Eskinazi grit keeps Middlesex above water

Middlesex 302 for 6 (Eskinazi 178*) trail Warwiclshire 334 (Clarke 83, Lamb 51) by 32 runs

The considerable fillip Warwickshire drew from dismissing Sam Robson for a third-ball duck was counterbalanced by a century from Stevie Eskinazi in which the South Africa-born batsman produced some good, aggressive strokeplay but also had to show some gritty qualities and ride his luck.

Eskinazi, whose 157 against Yorkshire at Scarborough this time last year was one of the key innings of Middlesex's title-winning season, doubled his tally of career first-class centuries to four with his second of this season, consolidating his position as leading run-scorer.

Although born in Johannesburg, Eskinazi has an English mother and a Zimbabwe-born father and after playing some junior cricket in Hampshire moved with his family to Perth, in Western Australia, where he played representative state cricket at under-17 and under-19.

Goodness knows where that leaves him in terms of nationality, although that is a matter for another day. For the moment, he is unbeaten on 178, having overtaken his Scarborough scored to guarantee himself a new career-best with his 23rd four after more than five hours at the crease.

By the close, against the team propping up the table and desperate to find a first win, he had hit 24 fours and pulled Boyd Rankin for three sixes, which were impressive statistics, although he had been well into three figures before he began to look properly comfortable.

At times earlier he had looked anything but, as was illustrated, even on 116 and 124 against a ball that was 55 overs old, when he twice edged Rankin to the boundary through gaps in the cordon.

Another difficult over earlier in the day had seen Rikki Clarke beat him twice but somehow miss the stumps.
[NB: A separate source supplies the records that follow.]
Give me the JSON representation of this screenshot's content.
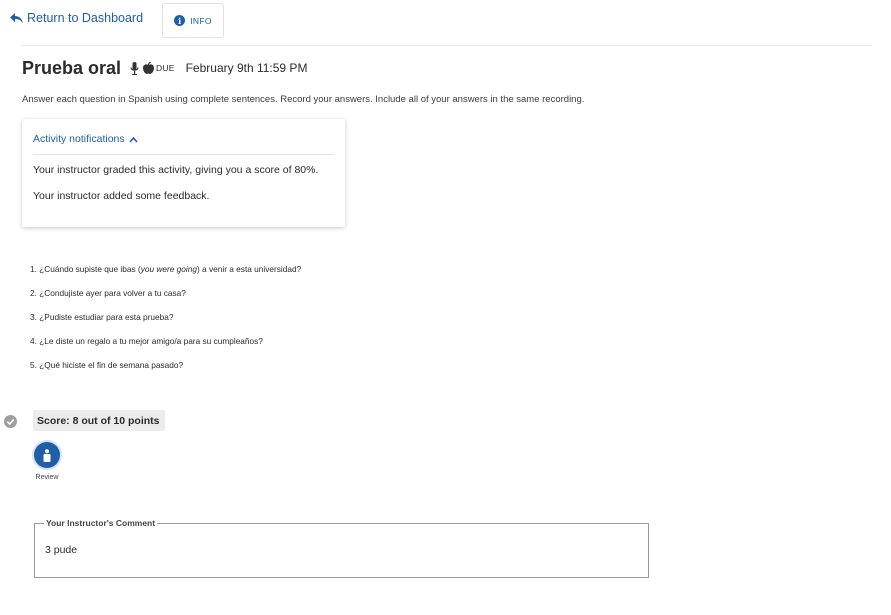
{
  "nav": {
    "back_label": "Return to Dashboard",
    "info_label": "INFO"
  },
  "assignment": {
    "title": "Prueba oral",
    "due_label": "DUE",
    "due_date": "February 9th 11:59 PM",
    "instructions": "Answer each question in Spanish using complete sentences. Record your answers. Include all of your answers in the same recording."
  },
  "notifications": {
    "header": "Activity notifications",
    "messages": [
      "Your instructor graded this activity, giving you a score of 80%.",
      "Your instructor added some feedback."
    ]
  },
  "questions": [
    {
      "before": "1. ¿Cuándo supiste que ibas (",
      "italic": "you were going",
      "after": ") a venir a esta universidad?"
    },
    {
      "before": "2. ¿Condujiste ayer para volver a tu casa?",
      "italic": "",
      "after": ""
    },
    {
      "before": "3. ¿Pudiste estudiar para esta prueba?",
      "italic": "",
      "after": ""
    },
    {
      "before": "4. ¿Le diste un regalo a tu mejor amigo/a para su cumpleaños?",
      "italic": "",
      "after": ""
    },
    {
      "before": "5. ¿Qué hiciste el fin de semana pasado?",
      "italic": "",
      "after": ""
    }
  ],
  "score": {
    "text": "Score: 8 out of 10 points"
  },
  "review": {
    "label": "Review"
  },
  "comment": {
    "legend": "Your Instructor's Comment",
    "text": "3 pude"
  },
  "colors": {
    "accent": "#1f5fa8",
    "score_bg": "#ececec"
  }
}
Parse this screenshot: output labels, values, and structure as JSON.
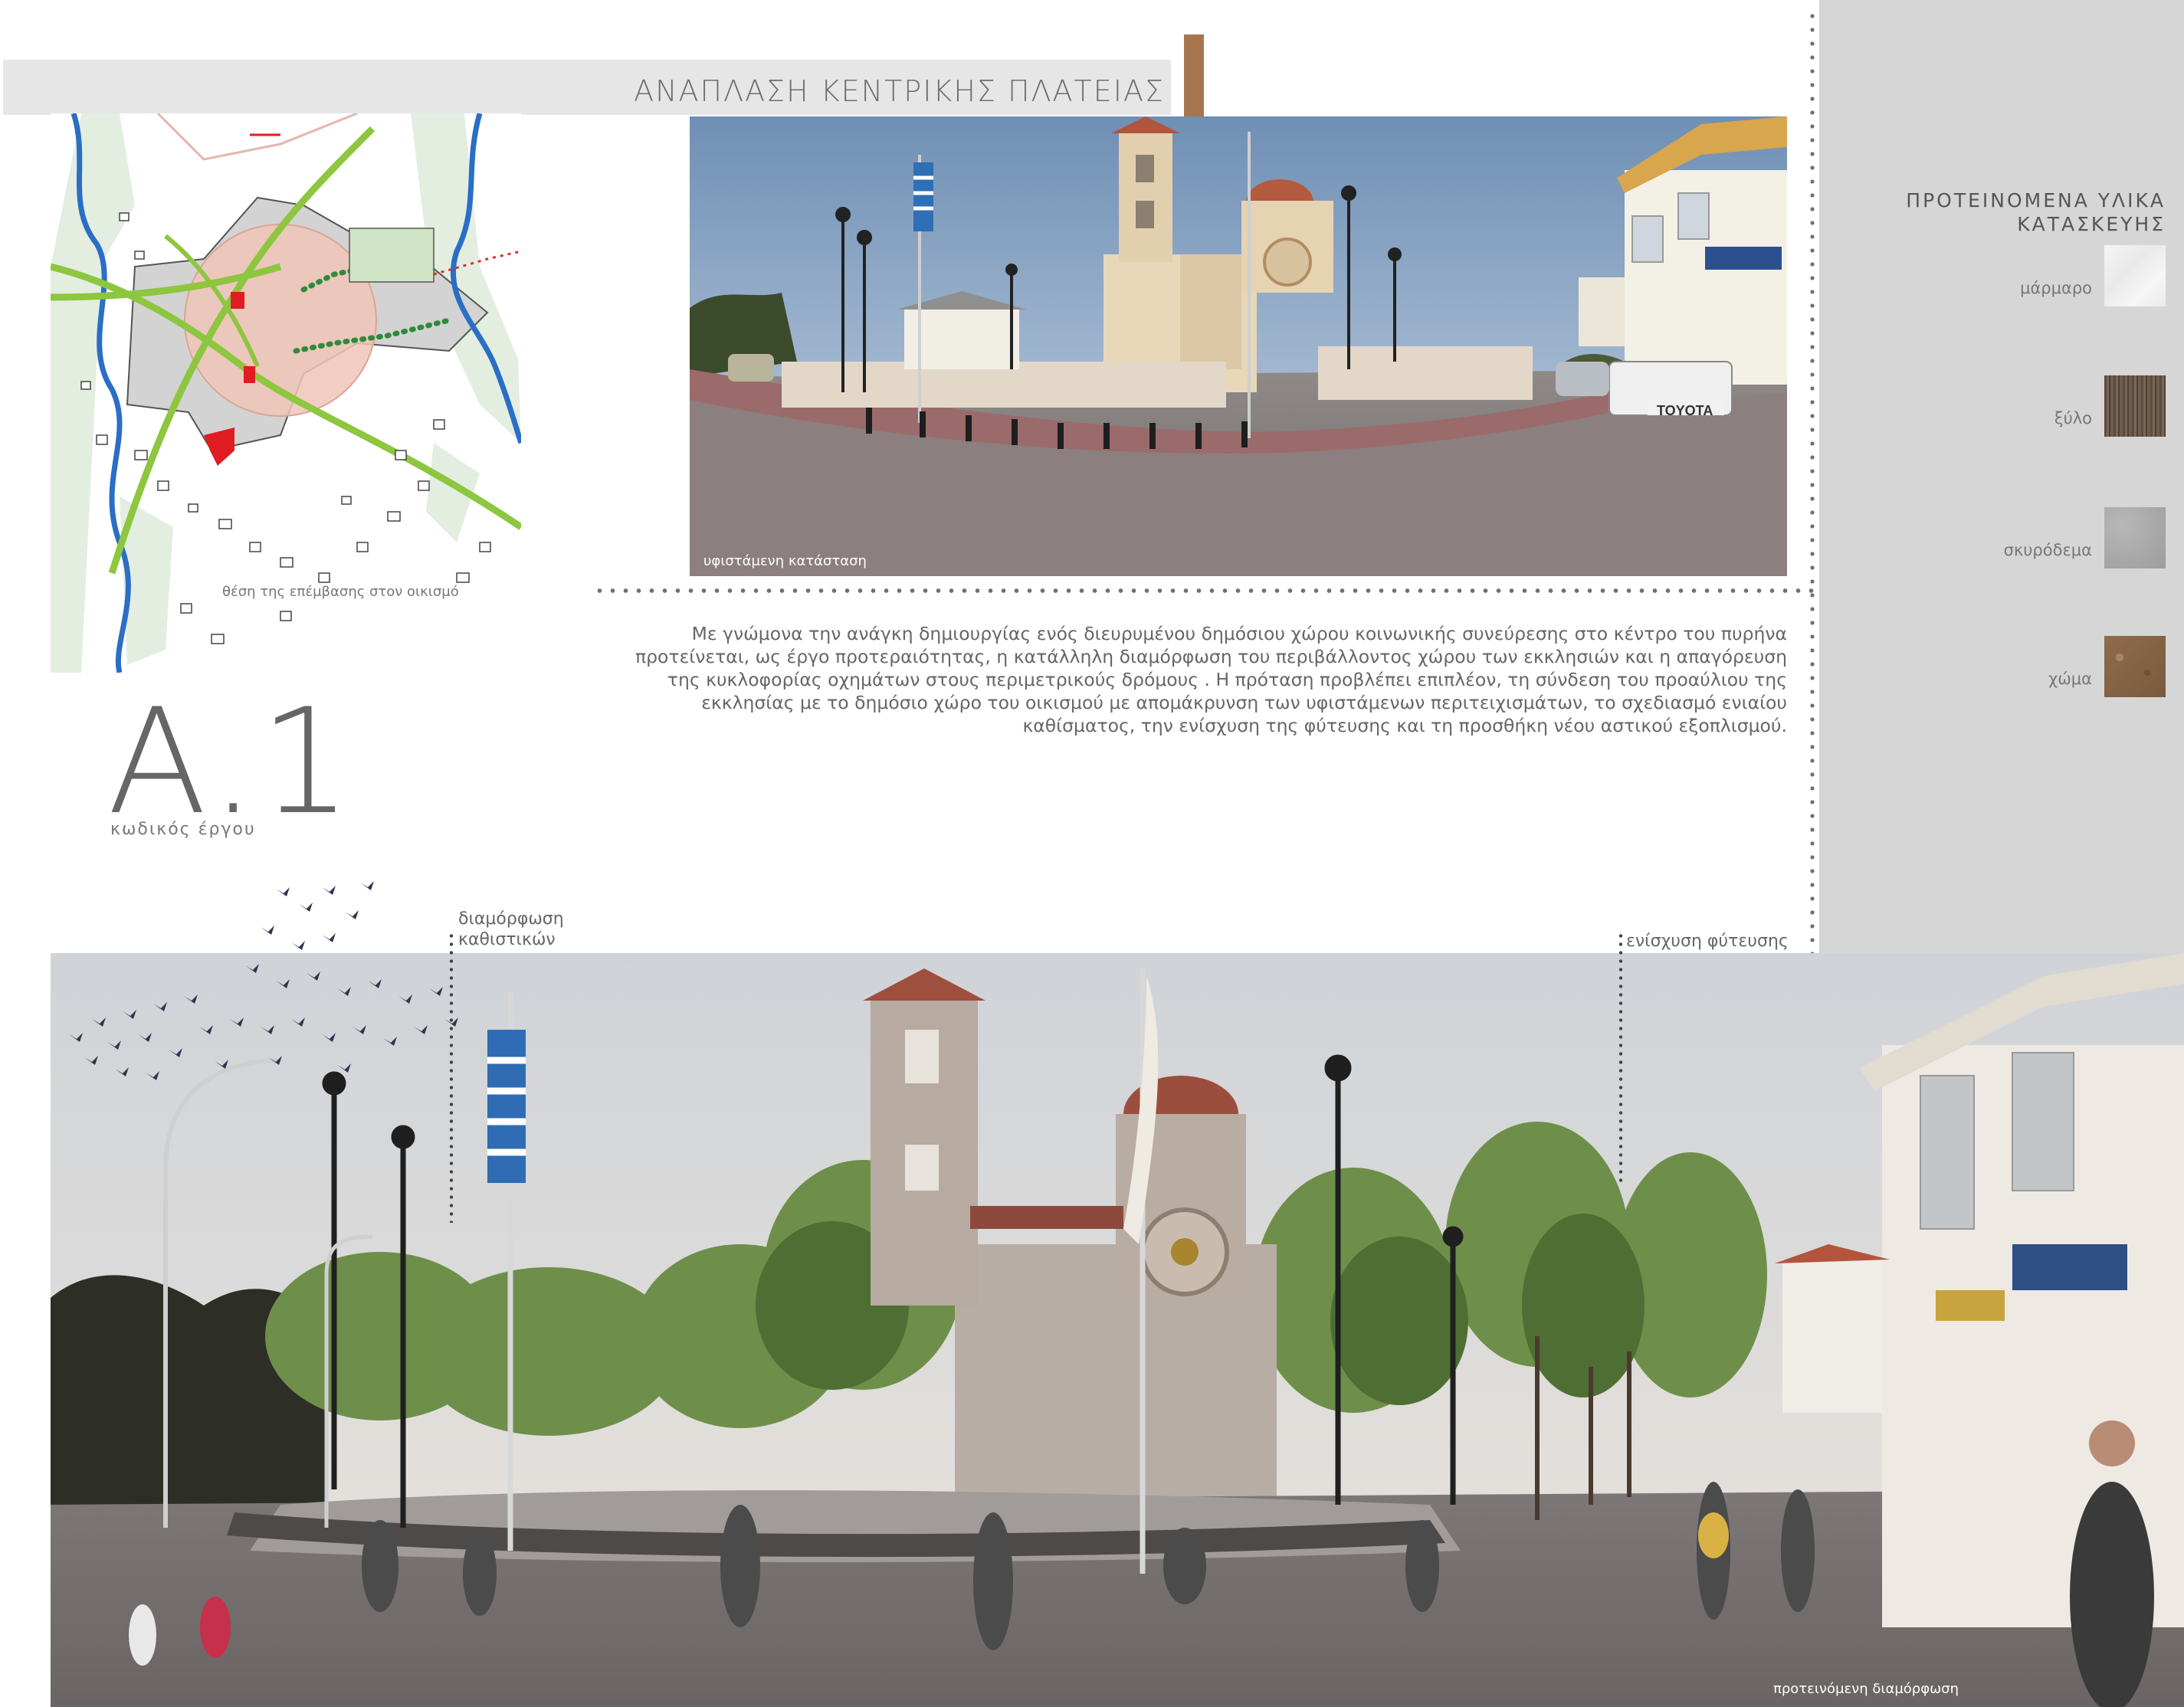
{
  "header": {
    "title": "ΑΝΑΠΛΑΣΗ ΚΕΝΤΡΙΚΗΣ ΠΛΑΤΕΙΑΣ",
    "accent_color": "#a7764f"
  },
  "map": {
    "caption": "θέση της επέμβασης στον οικισμό"
  },
  "project": {
    "code": "Α.1",
    "code_label": "κωδικός έργου"
  },
  "existing_photo": {
    "label": "υφιστάμενη κατάσταση",
    "sign_text": "TOYOTA"
  },
  "description": {
    "text": "Με γνώμονα την ανάγκη δημιουργίας ενός διευρυμένου δημόσιου χώρου κοινωνικής συνεύρεσης στο κέντρο του πυρήνα προτείνεται, ως έργο προτεραιότητας, η κατάλληλη διαμόρφωση του περιβάλλοντος χώρου των εκκλησιών και η απαγόρευση της κυκλοφορίας οχημάτων στους περιμετρικούς δρόμους . Η πρόταση προβλέπει επιπλέον, τη σύνδεση του προαύλιου της εκκλησίας με το δημόσιο χώρο του οικισμού με απομάκρυνση των υφιστάμενων περιτειχισμάτων, το σχεδιασμό ενιαίου καθίσματος, την ενίσχυση της φύτευσης και τη προσθήκη νέου αστικού εξοπλισμού."
  },
  "materials": {
    "title_line1": "ΠΡΟΤΕΙΝΟΜΕΝΑ ΥΛΙΚΑ",
    "title_line2": "ΚΑΤΑΣΚΕΥΗΣ",
    "items": [
      {
        "label": "μάρμαρο",
        "color": "#efefef"
      },
      {
        "label": "ξύλο",
        "color": "#6a5848"
      },
      {
        "label": "σκυρόδεμα",
        "color": "#a8a8a8"
      },
      {
        "label": "χώμα",
        "color": "#836245"
      }
    ]
  },
  "annotations": {
    "seating_line1": "διαμόρφωση",
    "seating_line2": "καθιστικών",
    "planting": "ενίσχυση φύτευσης"
  },
  "proposed_photo": {
    "label": "προτεινόμενη διαμόρφωση"
  }
}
There was a close call on a run-out too and, not long afterwards, a sharp chance offered to wicketkeeper Tim Ambrose when Jeetan Patel entered the attack after 31 overs and Eskinazi was on 56.

All of that followed a massive appeal for a catch in the gully off the first ball he faced, which was turned down on the basis that the deflection was off pads only.

How different the day might have been had the finger gone up at that moment, given that Keith Barker, spearing the ball in from around the wicket, had dismissed Robson leg-before with the immediately previous delivery. Robson has twice hit a double-hundred against Warwickshire.

But if he was lucky at times, Eskinazi might reasonably claim he earned it on a pitch of unreliable bounce that had a nasty surprise in store for a number of batsman.

Earlier in the day, Barker had been denied a half-century with the bat when he was deceived into playing too soon at a ball from Tim Murtagh, connecting with a leading edge. Murtagh, going down low in his follow-through, took a good return catch.

Nick Compton suffered in a more painful way, hit first in the box and then on the inside of the left knee by balls that did not get up. The second blow forced him to retire on 12, although he was able to return after the fall of the next wicket, when Patel's second ball accounted for Dawid Malan, who went back to cut but could only nudge the ball into the gloves of Ambrose, who this time held the chance, albeit none too tidily.

Like Nick Gubbins, who was left out of this match through lack of runs, Compton has not had a productive season. It would have been a toss up between the two of them as to who stood aside to make way for Robson's return from the Lions. Compton's hundred against Essex last week came at just the right moment.

He did not look vastly more on top of things in his second spell at the crease and had reached 33 when Clarke returned for a new spell and had him caught behind off a thin edge with his second delivery.

That left Middlesex 195 for 3, following which a terrific catch from Matt Lamb at point in the next over ensured Paul Stirling's stay was brief, the 20-year-old hanging on to a full-blooded cut off Rankin.

After a mostly sunny day, Patel increasingly came into his own deep into the final session, when he had John Simpson caught off bat and pad at short leg and Ryan Higgins caught behind, feathering a catch after shaping to cut.

Spin could become a bigger factor still on the last two days, so Middlesex will look to Eskinazi to squeeze out a few more runs yet to give them a lead.